The New Accredited Investor Standard

After thinking about it for almost year, the Securities and Exchange Commission has finalized the new definition of “accredited investor.” On January 25, 2011, the SEC proposed amendments to the accredited investor standards in the rules under the Securities Act of 1933 to implement the requirements of Section 413(a) of the Dodd-Frank Wall Street Reform and Consumer Protection Act.

Section 413(a) of the Dodd-Frank Act required the SEC to adjust the accredited investor net worth standard that applies to natural persons individually, or jointly with their spouse, to “more than $1,000,000 . . . excluding the value of the primary residence.” Previously, this standard required a minimum net worth of more than $1,000,000, but permitted the primary residence to be included in calculating net worth. Under Section 413(a), the change to remove the value of the primary residence from the net worth calculation became effective upon enactment of the Dodd-Frank Act. This rule merely clarifies a few points.

Section 415 of Dodd-Frank requires the Comptroller General of the United States to conduct a “Study and Report on Accredited Investors” examining “the appropriate criteria for determining the financial thresholds or other criteria needed to qualify for accredited investor status and eligibility to invest in private funds.” The SEC lets us know that they may take a more thorough revision of the accredited investor standard after that report comes out in July 2013.

Under the rule, owning a home can only decrease your net worth. To the extent your mortgage debt is less than the fair market value of your house, you can’t include that equity in calculating net worth. To the extent your mortgage is in excess of the value of your house, the amount underwater is counted against net worth.

Just to really screw up things, the SEC requires certain mortgage refinancings to be counted against net worth. If the borrowing occurs in the 60 days preceding the purchase of securities in the exempt offering and is not in connection with the acquisition of the primary residence, the new increase in debt secured by the primary residence must be treated as a liability in the net worth calculation. This is intended to prevent manipulation of the net worth standard, by eliminating the ability of individuals to artificially inflate net worth under the new definition by borrowing against home equity shortly before participating in an exempt securities offering.

This new 60 day rule will be a pain in the neck. On the other hand, I saw some shady operators touting the ability to leverage up your home to get you over the threshold into accredited investor land. That scheme would seem to be targeted right at the vulnerable class of “house-poor”. Apparently state securities regulators were also concerned about advising investors to use equity in their home to purchase securities.
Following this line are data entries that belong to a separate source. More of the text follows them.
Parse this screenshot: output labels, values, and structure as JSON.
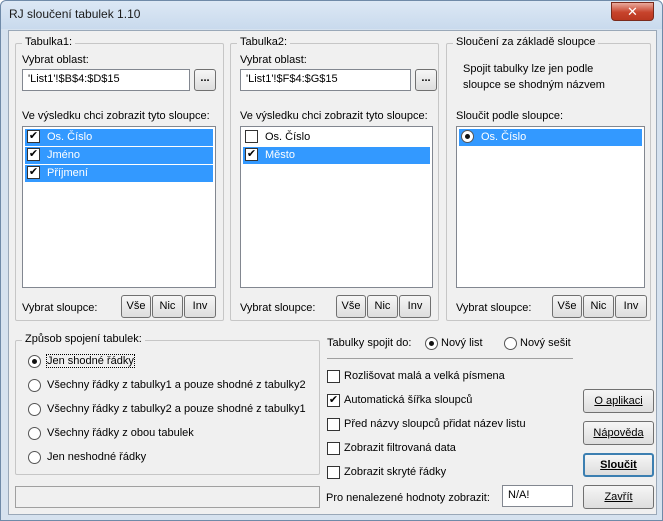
{
  "window": {
    "title": "RJ sloučení tabulek 1.10",
    "close_glyph": "✕"
  },
  "table1": {
    "group_label": "Tabulka1:",
    "range_label": "Vybrat oblast:",
    "range_value": "'List1'!$B$4:$D$15",
    "browse_label": "...",
    "columns_label": "Ve výsledku chci zobrazit tyto sloupce:",
    "columns": [
      {
        "label": "Os. Číslo",
        "checked": true,
        "selected": true
      },
      {
        "label": "Jméno",
        "checked": true,
        "selected": true
      },
      {
        "label": "Příjmení",
        "checked": true,
        "selected": true
      }
    ],
    "select_label": "Vybrat sloupce:",
    "btn_all": "Vše",
    "btn_none": "Nic",
    "btn_inv": "Inv"
  },
  "table2": {
    "group_label": "Tabulka2:",
    "range_label": "Vybrat oblast:",
    "range_value": "'List1'!$F$4:$G$15",
    "browse_label": "...",
    "columns_label": "Ve výsledku chci zobrazit tyto sloupce:",
    "columns": [
      {
        "label": "Os. Číslo",
        "checked": false,
        "selected": false
      },
      {
        "label": "Město",
        "checked": true,
        "selected": true
      }
    ],
    "select_label": "Vybrat sloupce:",
    "btn_all": "Vše",
    "btn_none": "Nic",
    "btn_inv": "Inv"
  },
  "merge": {
    "group_label": "Sloučení za základě sloupce",
    "description_line1": "Spojit tabulky lze jen podle",
    "description_line2": "sloupce se shodným názvem",
    "merge_by_label": "Sloučit podle sloupce:",
    "columns": [
      {
        "label": "Os. Číslo",
        "selected": true
      }
    ],
    "select_label": "Vybrat sloupce:",
    "btn_all": "Vše",
    "btn_none": "Nic",
    "btn_inv": "Inv"
  },
  "join": {
    "group_label": "Způsob spojení tabulek:",
    "options": [
      {
        "label": "Jen shodné řádky",
        "checked": true
      },
      {
        "label": "Všechny řádky z tabulky1 a pouze shodné z tabulky2",
        "checked": false
      },
      {
        "label": "Všechny řádky z tabulky2 a pouze shodné z tabulky1",
        "checked": false
      },
      {
        "label": "Všechny řádky z obou tabulek",
        "checked": false
      },
      {
        "label": "Jen neshodné řádky",
        "checked": false
      }
    ]
  },
  "output": {
    "label": "Tabulky spojit do:",
    "options": [
      {
        "label": "Nový list",
        "checked": true
      },
      {
        "label": "Nový sešit",
        "checked": false
      }
    ]
  },
  "options": [
    {
      "label": "Rozlišovat malá a velká písmena",
      "checked": false
    },
    {
      "label": "Automatická šířka sloupců",
      "checked": true
    },
    {
      "label": "Před názvy sloupců přidat název listu",
      "checked": false
    },
    {
      "label": "Zobrazit filtrovaná data",
      "checked": false
    },
    {
      "label": "Zobrazit skryté řádky",
      "checked": false
    }
  ],
  "unmatched": {
    "label": "Pro nenalezené hodnoty zobrazit:",
    "value": "N/A!"
  },
  "buttons": {
    "about": "O aplikaci",
    "help": "Nápověda",
    "merge": "Sloučit",
    "close": "Zavřít"
  }
}
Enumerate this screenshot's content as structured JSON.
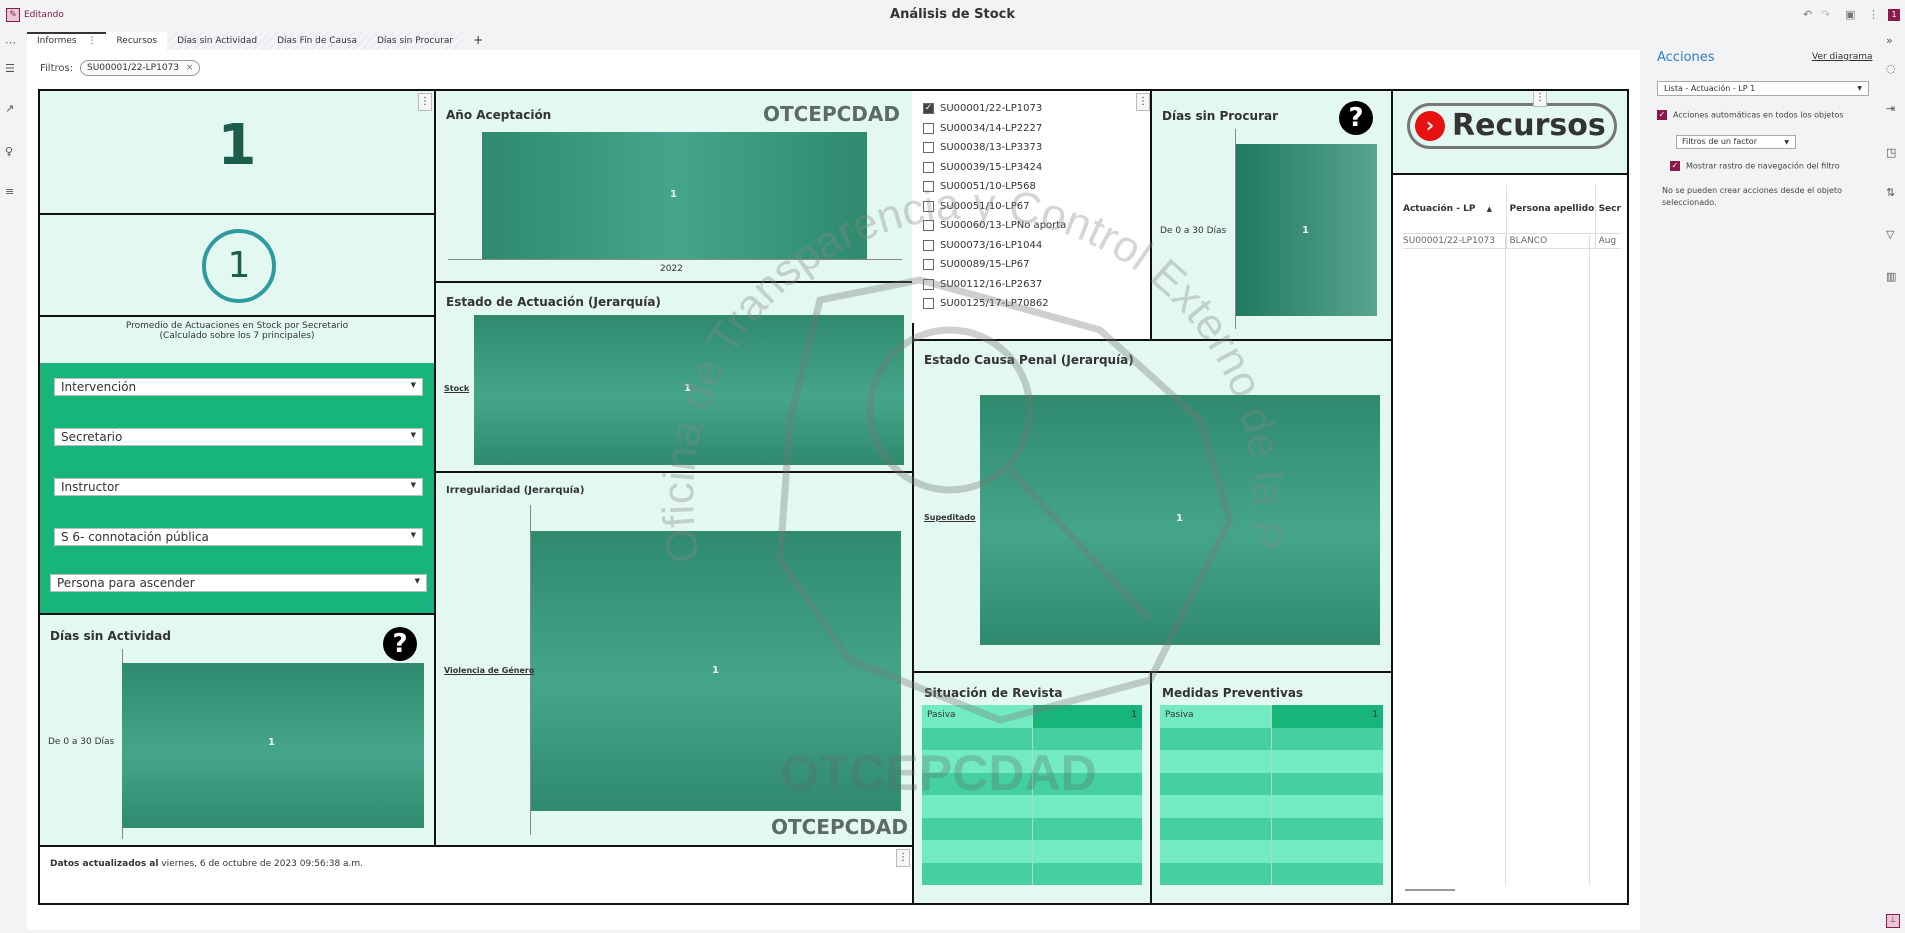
{
  "topbar": {
    "mode": "Editando",
    "title": "Análisis de Stock",
    "badge": "1"
  },
  "tabs": [
    {
      "label": "Informes"
    },
    {
      "label": "Recursos"
    },
    {
      "label": "Días sin Actividad"
    },
    {
      "label": "Días Fin de Causa"
    },
    {
      "label": "Días sin Procurar"
    }
  ],
  "add_tab": "+",
  "filters": {
    "label": "Filtros:",
    "chip": "SU00001/22-LP1073",
    "chip_close": "×"
  },
  "kpi": {
    "total": "1",
    "avg": "1",
    "avg_caption_1": "Promedio de Actuaciones en Stock por Secretario",
    "avg_caption_2": "(Calculado sobre los 7 principales)"
  },
  "selectors": [
    {
      "value": "Intervención"
    },
    {
      "value": "Secretario"
    },
    {
      "value": "Instructor"
    },
    {
      "value": "S 6- connotación pública"
    },
    {
      "value": "Persona para ascender"
    }
  ],
  "charts": {
    "dias_actividad": {
      "title": "Días sin Actividad",
      "category": "De 0 a 30 Días",
      "value": "1"
    },
    "anio": {
      "title": "Año Aceptación",
      "category": "2022",
      "value": "1",
      "brand": "OTCEPCDAD"
    },
    "estado_actuacion": {
      "title": "Estado de Actuación (Jerarquía)",
      "category": "Stock",
      "value": "1"
    },
    "irregularidad": {
      "title": "Irregularidad (Jerarquía)",
      "category": "Violencia de Género",
      "value": "1",
      "brand": "OTCEPCDAD"
    },
    "dias_procurar": {
      "title": "Días sin Procurar",
      "category": "De 0 a 30 Días",
      "value": "1"
    },
    "causa_penal": {
      "title": "Estado Causa Penal (Jerarquía)",
      "category": "Supeditado",
      "value": "1"
    }
  },
  "checklist": [
    {
      "label": "SU00001/22-LP1073",
      "checked": true
    },
    {
      "label": "SU00034/14-LP2227"
    },
    {
      "label": "SU00038/13-LP3373"
    },
    {
      "label": "SU00039/15-LP3424"
    },
    {
      "label": "SU00051/10-LP568"
    },
    {
      "label": "SU00051/10-LP67"
    },
    {
      "label": "SU00060/13-LPNo aporta"
    },
    {
      "label": "SU00073/16-LP1044"
    },
    {
      "label": "SU00089/15-LP67"
    },
    {
      "label": "SU00112/16-LP2637"
    },
    {
      "label": "SU00125/17-LP70862"
    }
  ],
  "revista": {
    "title": "Situación de Revista",
    "row_label": "Pasiva",
    "row_value": "1"
  },
  "medidas": {
    "title": "Medidas Preventivas",
    "row_label": "Pasiva",
    "row_value": "1"
  },
  "recursos_button": "Recursos",
  "table": {
    "headers": [
      "Actuación -  LP",
      "Persona  apellido",
      "Secr"
    ],
    "rows": [
      [
        "SU00001/22-LP1073",
        "BLANCO",
        "Aug"
      ]
    ]
  },
  "footer": {
    "bold": "Datos actualizados al",
    "text": " viernes, 6 de octubre de 2023 09:56:38 a.m."
  },
  "actions": {
    "title": "Acciones",
    "link": "Ver diagrama",
    "select": "Lista - Actuación - LP 1",
    "auto": "Acciones automáticas en todos los objetos",
    "filter_type": "Filtros de un factor",
    "trail": "Mostrar rastro de navegación del filtro",
    "note": "No se pueden crear acciones desde el objeto seleccionado."
  },
  "watermark": {
    "text": "Oficina de Transparencia y Control Externo de la Policía de la Ciudad",
    "brand": "OTCEPCDAD"
  },
  "colors": {
    "accent": "#8a1a4b",
    "panel": "#e2f8f0",
    "filters_bg": "#17b57a",
    "bar": "#3a9a7e"
  }
}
One of the other comments was that mortgage debt in excess of the home value should not count when the loan is non-recourse or the lender is prohibited by state law from collecting a shortfall after foreclosure. The SEC dismissed that idea as being too complicated and requiring a detailed legal analysis. They also counter with some data from a 2007 Federal Reserve Board Survey that suggests that the number of households nationwide that qualify as accredited investors is not affected by whether the net worth calculation includes or excludes the underwater portion of debt secured by the primary residence.

The rule ends up amending:

  • Rule 144(a)(3)(viii),
  • Rule 155(a),
  • Rule 215, and
  • Rule 501(a)(5) and 501(e)(1)(i) of Regulation D
  • Rule 500(a)(1)
  • Form D under the Securities Act;
  • Rule 17j-1(a)(8) under the Investment Company Act of 1940and
  • Rule 204A-1(e)(7) under the Investment Advisers Act of 1940

The rule is adopted with only a limited grandfather provision. The old accredited investor net worth test will apply to purchases of securities in accordance with a right to purchase such securities, only if

  1. the right was held by a person on July 20, 2010 (the day before the enactment of  Dodd-Frank)
  2. the person qualified as an accredited investor on the basis of net worth at the time the right was acquired and
  3. the person held securities of the same issuer, other than the right, on July 20, 2010.

Otherwise, the new rule goes into effect 60 days after it’s published in the Federal Register. That will the rule will be effective by the end of February 2012.